Sónar tem primeiro show em 3D, mas público se fixa mais na música

Na 1ª noite do festival, Kraftwerk lembrou futurismo dos anos 70; no ápice, Chromeo apostou no electrofunk

JOTABÊ MEDEIROS , ROBERTO NASCIMENTO, O Estado de S.Paulo

13 de maio de 2012 | 03h04

Às 23h30 de sexta-feira, o Kraftwerk subiu ao palco na primeira noite do Sónar - Festival Internacional de Música Avançada e Arte New Media, no galpão de exposições do Anhembi, com seus uniformes fosforescentes que lembram o futuro do filme Tron (1982), primeira animação da era pré-computadorizada. Mais de 15 mil pessoas com óculos testemunharam o primeiro show em 3D no Brasil.

A banda alemã abriu com (We Are) The Robots, cartão de apresentação de um tempo de euforia espacial, em que eles foram os primeiros, na música, a enxergar com os óculos da antiutopia. Após uma hora de show, muitos assistiam sem os óculos, interessados mais na música que nas projeções.
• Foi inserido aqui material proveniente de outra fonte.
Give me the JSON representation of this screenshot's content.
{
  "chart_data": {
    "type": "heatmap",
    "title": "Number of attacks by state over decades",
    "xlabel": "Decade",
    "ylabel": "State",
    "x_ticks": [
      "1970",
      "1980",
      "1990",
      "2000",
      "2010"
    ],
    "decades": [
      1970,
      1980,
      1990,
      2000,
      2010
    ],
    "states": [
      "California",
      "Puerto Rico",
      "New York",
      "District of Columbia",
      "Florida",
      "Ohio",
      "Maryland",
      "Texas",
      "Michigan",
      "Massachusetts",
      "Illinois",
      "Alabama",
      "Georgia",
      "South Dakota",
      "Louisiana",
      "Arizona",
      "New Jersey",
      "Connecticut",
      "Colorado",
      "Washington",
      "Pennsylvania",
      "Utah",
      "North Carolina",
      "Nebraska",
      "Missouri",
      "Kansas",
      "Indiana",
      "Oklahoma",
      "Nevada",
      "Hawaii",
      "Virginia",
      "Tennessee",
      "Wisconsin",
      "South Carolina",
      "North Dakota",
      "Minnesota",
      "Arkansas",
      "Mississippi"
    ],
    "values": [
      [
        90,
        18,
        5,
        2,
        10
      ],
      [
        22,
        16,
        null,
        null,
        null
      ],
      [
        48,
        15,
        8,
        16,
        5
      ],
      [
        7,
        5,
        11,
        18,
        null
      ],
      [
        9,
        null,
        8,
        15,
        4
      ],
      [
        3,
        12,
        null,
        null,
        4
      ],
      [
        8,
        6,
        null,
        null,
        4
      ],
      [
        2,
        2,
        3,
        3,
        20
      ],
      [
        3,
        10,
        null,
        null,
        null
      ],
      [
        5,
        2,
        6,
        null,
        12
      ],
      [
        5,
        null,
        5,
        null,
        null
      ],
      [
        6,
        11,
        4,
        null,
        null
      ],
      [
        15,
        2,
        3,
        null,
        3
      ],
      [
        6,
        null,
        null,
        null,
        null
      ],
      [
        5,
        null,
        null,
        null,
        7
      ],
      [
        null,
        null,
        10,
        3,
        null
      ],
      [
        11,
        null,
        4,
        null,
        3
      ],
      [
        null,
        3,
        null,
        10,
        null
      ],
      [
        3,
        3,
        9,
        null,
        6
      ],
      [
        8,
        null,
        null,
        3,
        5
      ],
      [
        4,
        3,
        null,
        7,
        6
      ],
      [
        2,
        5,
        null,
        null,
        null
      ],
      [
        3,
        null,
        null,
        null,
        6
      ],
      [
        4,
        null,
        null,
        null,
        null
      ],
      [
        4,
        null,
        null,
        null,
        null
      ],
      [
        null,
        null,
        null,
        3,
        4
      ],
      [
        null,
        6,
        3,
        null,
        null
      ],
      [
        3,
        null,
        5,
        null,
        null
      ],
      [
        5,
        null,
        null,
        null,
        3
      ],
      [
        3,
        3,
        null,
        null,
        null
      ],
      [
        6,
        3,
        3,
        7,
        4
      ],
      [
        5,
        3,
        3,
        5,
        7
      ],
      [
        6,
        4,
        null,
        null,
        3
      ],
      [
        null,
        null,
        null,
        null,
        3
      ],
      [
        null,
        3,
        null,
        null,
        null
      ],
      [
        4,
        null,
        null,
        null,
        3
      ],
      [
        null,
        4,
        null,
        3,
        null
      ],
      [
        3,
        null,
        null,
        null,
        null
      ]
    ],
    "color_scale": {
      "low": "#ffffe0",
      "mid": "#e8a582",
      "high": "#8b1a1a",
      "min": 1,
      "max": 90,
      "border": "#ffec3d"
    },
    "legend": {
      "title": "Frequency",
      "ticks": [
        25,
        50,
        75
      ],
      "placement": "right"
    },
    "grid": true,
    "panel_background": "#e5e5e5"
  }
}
Um lugar menor talvez potencializasse os efeitos (a banda fez isso em Nova York, no Museu de Arte Moderna, MoMA, com grande impacto).
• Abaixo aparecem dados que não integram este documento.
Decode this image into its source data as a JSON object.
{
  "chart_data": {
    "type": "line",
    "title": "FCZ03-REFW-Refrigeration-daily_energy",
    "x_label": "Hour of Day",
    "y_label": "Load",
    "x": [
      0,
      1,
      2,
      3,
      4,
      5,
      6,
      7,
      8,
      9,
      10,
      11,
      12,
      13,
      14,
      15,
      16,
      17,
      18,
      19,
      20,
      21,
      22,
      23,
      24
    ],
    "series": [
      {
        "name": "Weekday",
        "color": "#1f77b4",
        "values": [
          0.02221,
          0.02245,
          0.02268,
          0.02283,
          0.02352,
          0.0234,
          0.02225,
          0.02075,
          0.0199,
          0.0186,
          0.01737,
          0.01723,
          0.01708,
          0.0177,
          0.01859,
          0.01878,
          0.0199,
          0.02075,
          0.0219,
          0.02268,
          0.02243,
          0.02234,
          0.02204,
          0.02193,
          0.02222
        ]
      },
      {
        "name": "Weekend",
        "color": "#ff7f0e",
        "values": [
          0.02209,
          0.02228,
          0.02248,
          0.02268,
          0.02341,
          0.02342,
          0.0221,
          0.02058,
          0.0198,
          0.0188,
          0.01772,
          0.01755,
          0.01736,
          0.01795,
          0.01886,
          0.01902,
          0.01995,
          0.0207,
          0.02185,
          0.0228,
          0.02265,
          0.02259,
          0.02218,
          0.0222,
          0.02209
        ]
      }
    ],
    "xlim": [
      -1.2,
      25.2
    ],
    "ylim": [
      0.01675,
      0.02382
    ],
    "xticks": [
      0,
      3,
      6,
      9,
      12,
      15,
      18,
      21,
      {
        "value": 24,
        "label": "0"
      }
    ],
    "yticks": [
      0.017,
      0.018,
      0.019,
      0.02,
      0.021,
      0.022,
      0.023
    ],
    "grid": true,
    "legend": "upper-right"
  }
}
Radioatividade, desumanização, Hiroshima, Fukushima, alimentação artificial, transgênicos, o carro ocupando o lugar do homem: tudo já tinha sido advertido pelo Kraftwerk em finais dos anos 1960, início dos anos 1970. Foram os primeiros a buscar o som de uma voz humana engolida pela máquina. Ao lado de Stanley Kubrick com o filme 2001, Uma Odisseia no Espaço, eles denunciaram que o mistério não estava no monolito da tecnologia, mas na própria natureza humana.

Não se trata apenas de banda pop, mas funcionam como tal, porque ao longo do seu percurso os alemães institucionalizaram a dance music e foram responsáveis pelo surgimento de bandas como Human League, Depeche Mode, New Order, entre outros filhos do synth-pop.

Curioso que a banda proibiu fotógrafos profissionais de registrarem seu show - todo mundo hoje fotografa e grava com celulares. O protótipo de um desktop antigo surgia na tela durante a música Computer World, enquanto o público, com Ipads e celulares, filmava o show, num choque proposital entre obsolescência e atualização tecnológica.

Ao se despedirem, saindo um de cada vez, ao som de Music Non Stop, era como se ficasse um grande vazio no espaço, um vazio que nem toda a música que o Sónar projetasse para as próximas horas, os próximos dias, pudesse preencher.

Expo moderna. A noite de anteontem seguiu para uma mistura bipolar de agressividade e contemplação. Criolo e James Blake faziam soul contemporâneo. O rapper MF Doom destilava rimas nervosas. Foi quando o DJ escocês Hudson Mohawke subiu ao palco principal e, com ecos de hip hop sulista, incitou a sensualidade. A música era lenta, viscosa, grave e variava apenas para construir tensão e desferir o pancadão perverso. Sirenes davam urgência marcial às faixas - sensação ampliada pela clássica bateria eletrônica TR-808. O tom bélico de uma corneta militar wagneriana levou o público ao delírio, e o Mohawke tocou o único hit de seu set, a doce Genesis, da cantora Grimes.

Depois foi a vez do Chromeo levar a noite ao ápice. Na frente de duas mesas de som sustentadas por sensuais pernas de plástico, Dave 1 e P-Thugg não fizeram nada refinado. Só electrofunk com refrões contagiantes, em sequência compacta para tirar a pista do chão - feijão com arroz que faltava ao festival.

Meio armazém, meio salão do automóvel, o Anhembi lembrava um shopping japonês em sua vibração digital. Havia grama sintética num dos palcos e telões com videogames em outro saguão. Parecia uma expo de música eletrônica contemporânea. Apesar de o acesso entre um palco e outro ficar congestionado, havia amplo espaço no palco principal com área de descanso. Comes e bebes na faixa de preço de outros festivais: R$7 a cerveja; R$ 10 a pizza. Havia banheiros em quantidade suficiente, mas longe dos palcos, especialmente do palco principal, e as diversas locações estavam mal sinalizadas.